December-January 1922-23
Lenin
dictates his "Testament", warning against Stalin.
March 10, 1923
Lenin
suffers his third stroke, loses the power of speech.
January
21, 1924
Lenin
dies
January 27, 1924
Lenin's
embalmed body installed in Red Square mausoleum.
Born
in Simbirsk (renamed Ulyanovsk after its most famous son), in the Russian
Empire, Lenin was the son of Ilya Nikolaevich Ulyanov and Maria
Alexandrovna Ulyanova. His father was a successful Russian official in
public education who wanted democracy. The family was of mixed ethnicity,
his ancestry being “Russian, Mordovian, Kalmyk, Jewish (see Blank
family), Volgan German, and Swedish, and possibly others” according to
biographer Dmitri Volkogonov. Lenin was baptized into the Russian Orthodox
Church.
In 1886, Lenin’s father, a schoolmaster, died of a cerebral hemorrhage,
and, in May 1887, when Lenin was 17 years old, his eldest brother
Alexander was arrested and hanged for participating in a terrorist bomb
plot threatening the life of Tsar Alexander III. His sister Anna, who was
with Alexander at the time of his arrest, was banished to his family
estate in the village of Kokushkino, about 40 km (25 mi.) from Kazan. This
event radicalized Lenin, and his official Soviet biographies describe it
as being central to the revolutionary track of his life. It is also
significant, perhaps, that this emotional upheaval transpired in the same
year as that which saw him enroll at the Kazan State University. A famous
painting by Piotr Belousov, We Will Follow a Different Path, reprinted in
millions of Soviet textbooks, depicted young Lenin and his mother grieving
the loss of his elder brother.

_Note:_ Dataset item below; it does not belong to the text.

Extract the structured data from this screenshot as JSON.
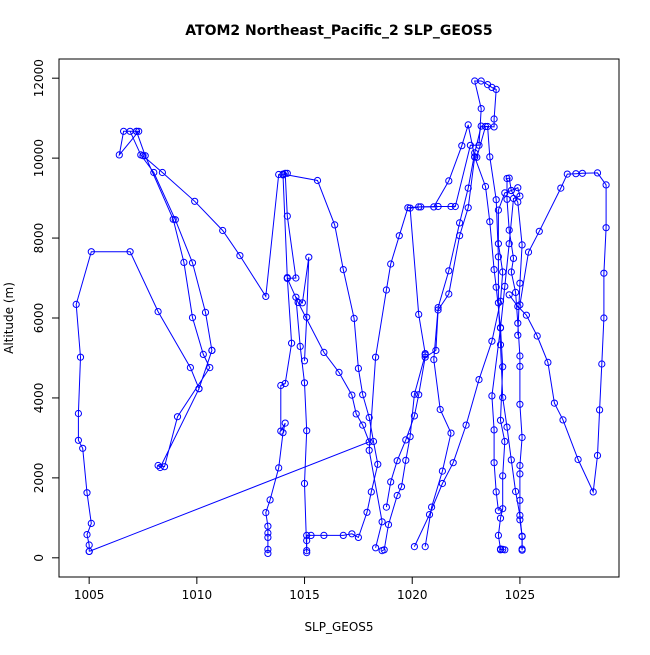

The phrase “We will follow a different
path” refers to Lenin's choosing a Marxist approach to popular
revolution, instead of anarchist or individualist methods. As Lenin became
interested in Marxism, he was involved in student protests and was
subsequently arrested. He was then expelled from Kazan University for his
political ideas. He continued to study independently, however, and it was
during this period of exile that he first familiarized himself with Karl
Marx’s Das Kapital. Lenin was later permitted to continue his studies,
this time at the University of Saint Petersburg, and, by 1891, had been
admitted to the Bar. In January 1892 Lenin was awarded a first class
degree in law by the University.[5] He also distinguished himself in Latin
and Greek, and learned German, French and English. His knowledge of the
latter two languages was limited: he relied on Inessa Armand to translate
an article into French and into English in 1917. In the same year he also
wrote to S. N. Ravich in Geneva “I am unable to lecture in French.”